On the altar there are usually three objects: a statue of manjushri, some flowers and a stick of incense in an incense bowl. The stick of incense is held in place by the ash of previous burnt incense sticks, and their little stumps lie there too.
Manjushri is on the altar with his sword to cut the delusion of separation, using his sword to cut everything into one. The flowers and the incense are both concerned with impermanence, but in slightly different ways.
With the flowers, we think of Dogen’s expression ‘the flowers of emptiness’, so it’s obvious that the flowers are beautiful and transient. The flowers on the altar now will just last a few days more. Further, flowers, additional to representing beauty and dignity and transience are symbolic of karma. Zen teachers talk of flowers and fruit as a poetic way of talking about cause and effect.

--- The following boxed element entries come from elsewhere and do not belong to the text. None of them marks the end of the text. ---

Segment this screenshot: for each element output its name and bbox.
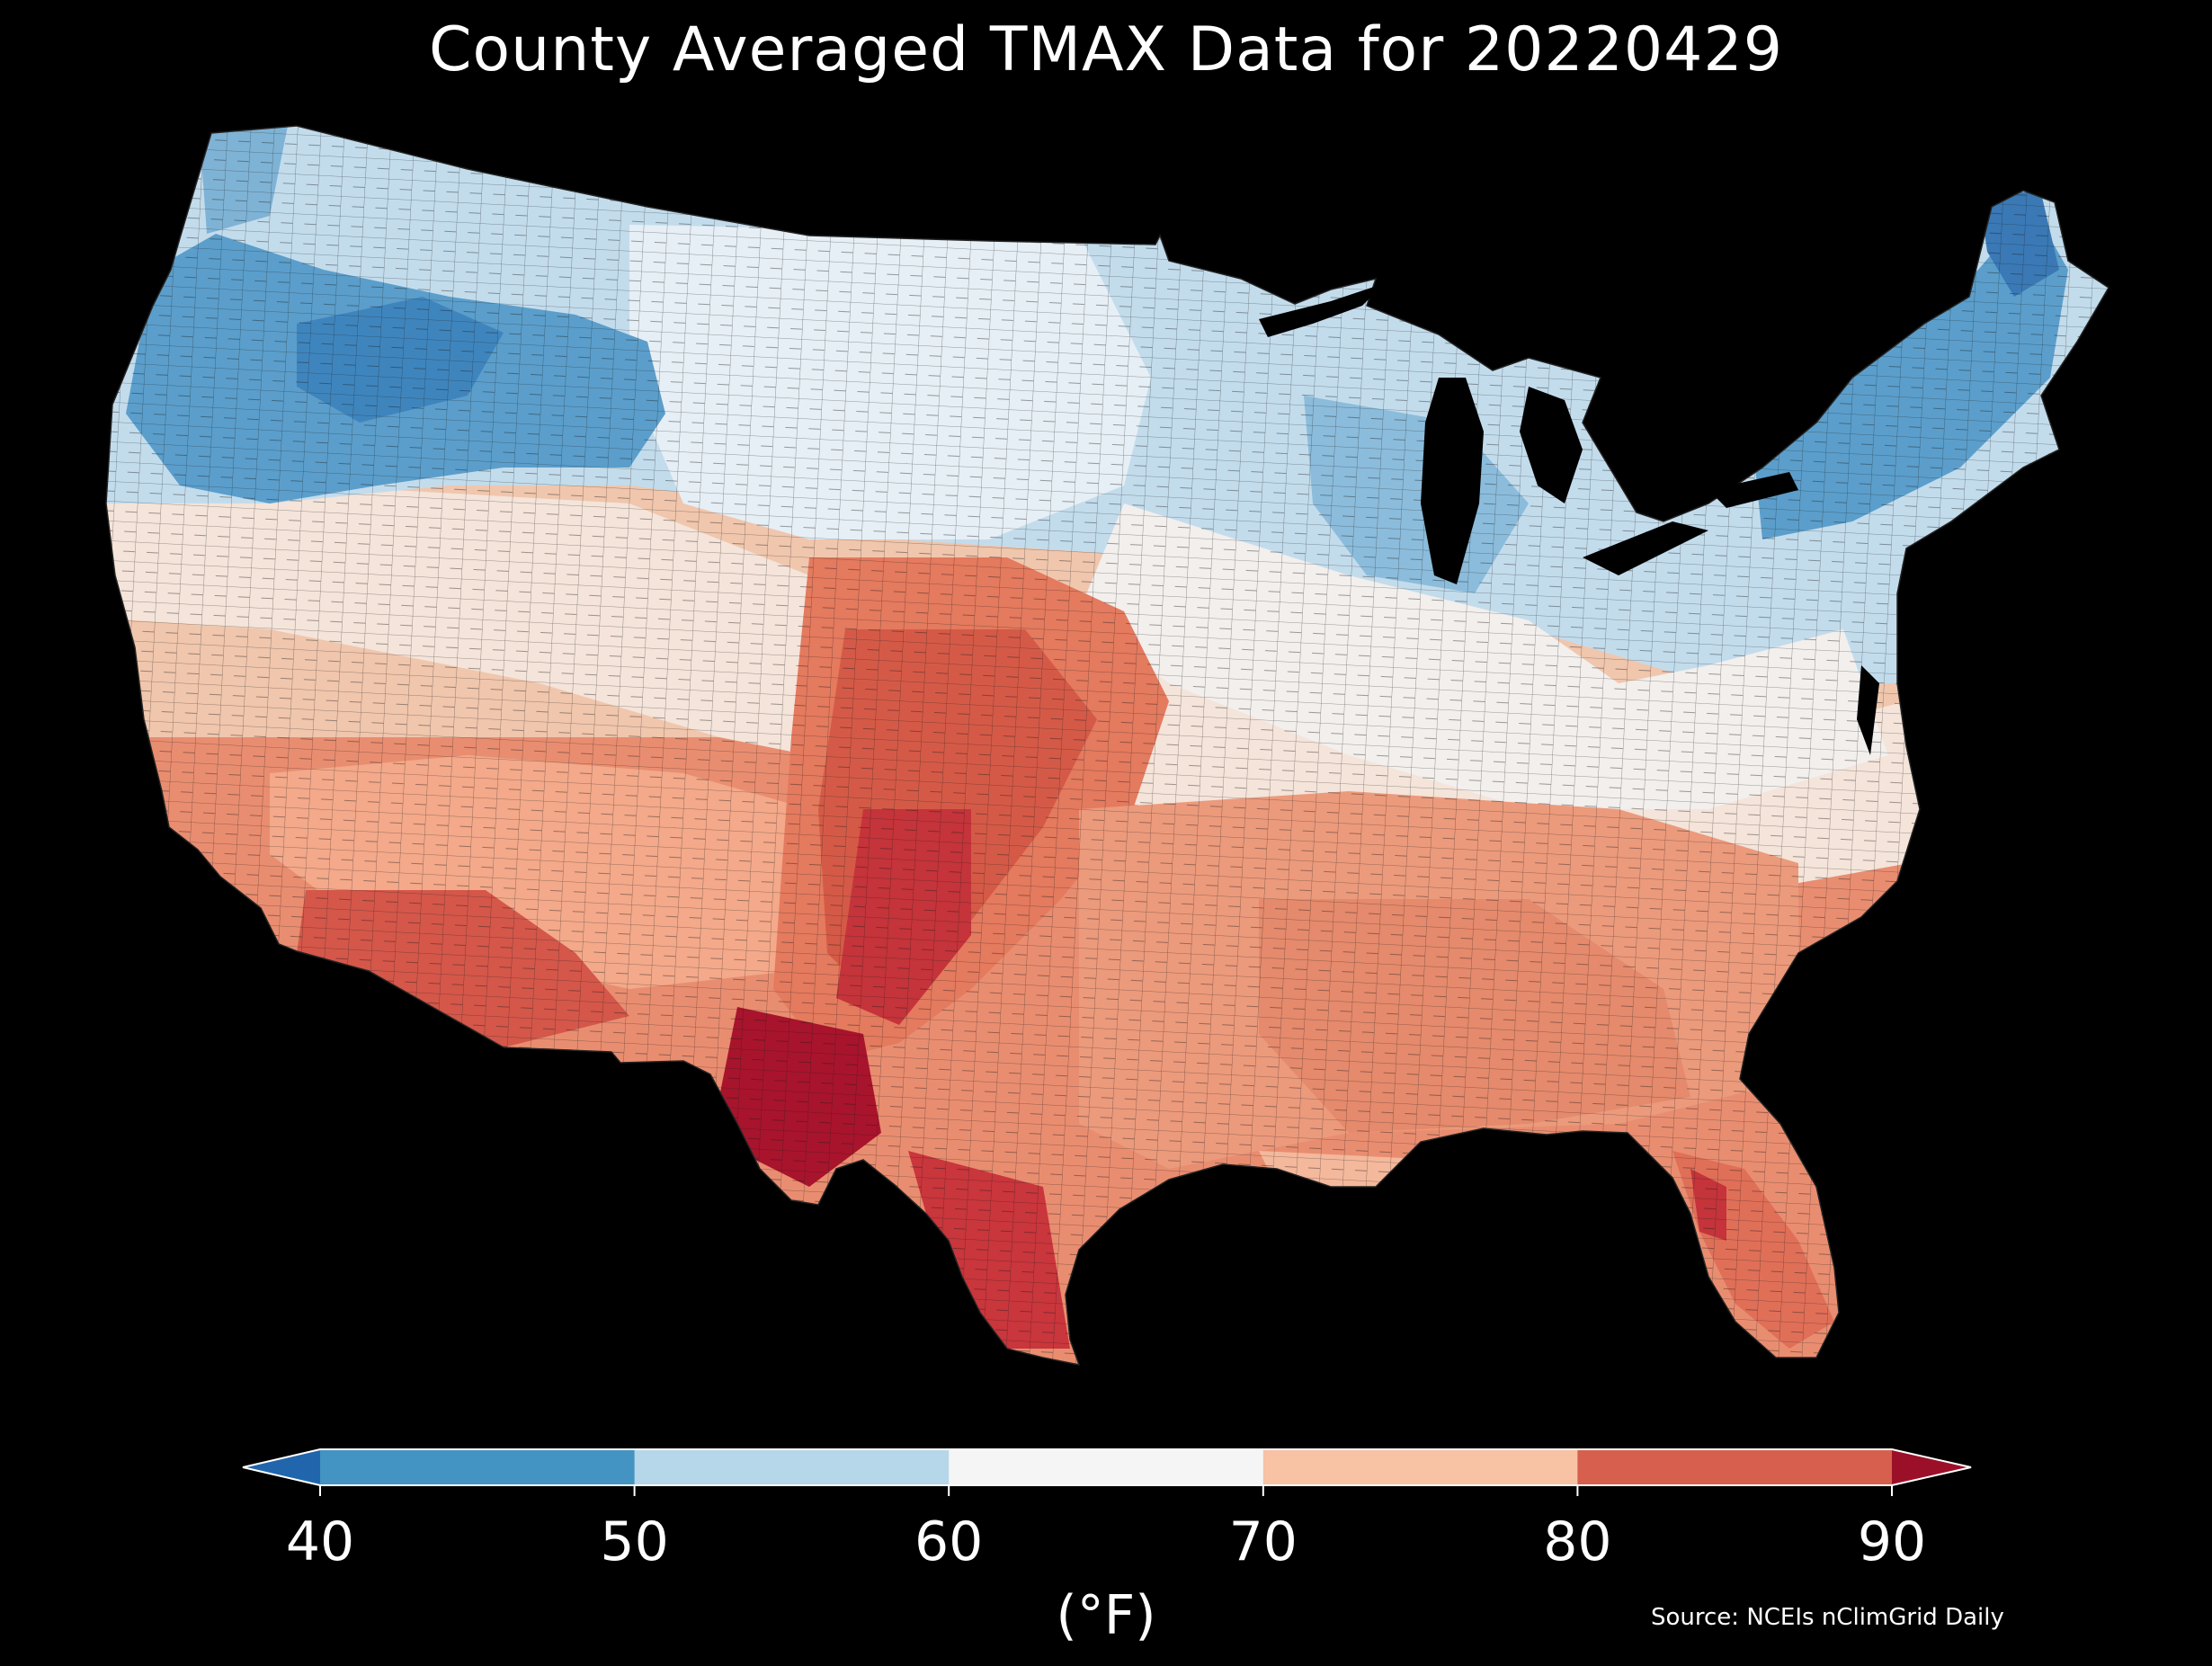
colorbar-tick-label: 60 (914, 1510, 984, 1573)
lake-ontario (1708, 472, 1798, 508)
colorbar-bin-50-60 (634, 1449, 950, 1485)
lake-erie (1583, 521, 1708, 575)
lake-superior (1259, 283, 1385, 337)
colorbar-bin-70-80 (1262, 1449, 1578, 1485)
chart-title: County Averaged TMAX Data for 20220429 (429, 14, 1783, 85)
colorbar-extend-low (243, 1449, 320, 1485)
us-outline (105, 125, 2110, 1366)
colorbar-tick-label: 70 (1228, 1510, 1298, 1573)
colorbar-tick-label: 80 (1543, 1510, 1612, 1573)
colorbar-bin-60-70 (949, 1449, 1264, 1485)
colorbar-tick-label: 50 (600, 1510, 669, 1573)
source-note: Source: NCEIs nClimGrid Daily (1651, 1604, 2004, 1631)
colorbar-extend-high (1892, 1449, 1971, 1485)
lake-michigan (1421, 378, 1484, 584)
colorbar-unit-label: (°F) (1056, 1584, 1156, 1647)
colorbar-tick-label: 90 (1857, 1510, 1927, 1573)
colorbar-bin-40-50 (320, 1449, 636, 1485)
lake-huron (1520, 387, 1583, 503)
colorbar-bin-80-90 (1577, 1449, 1893, 1485)
colorbar-tick-label: 40 (285, 1510, 355, 1573)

The incense is more personal to this person. In our group, the incense stocks are sandalwood. Each one is representative of the practitioner, practicing now. The stick of incense will exhaust itself completely in its practice. The uprightness of the practitioner, the uprightness of the incense, enables the integrity and space of the present moment to be upheld, so that it does not collapse into nothingness. The body of the stick’s effort, its smoke and fragrance, permeates everywhere. Its ashes are the foundation for future uprightness, for the time being of future practitioners, both this being and all beings.
At the end of your life there is not just this stump of memory.
Although you look everywhere to find your true body you cannot find it.
Not because it is nowhere, but because it is everywhere.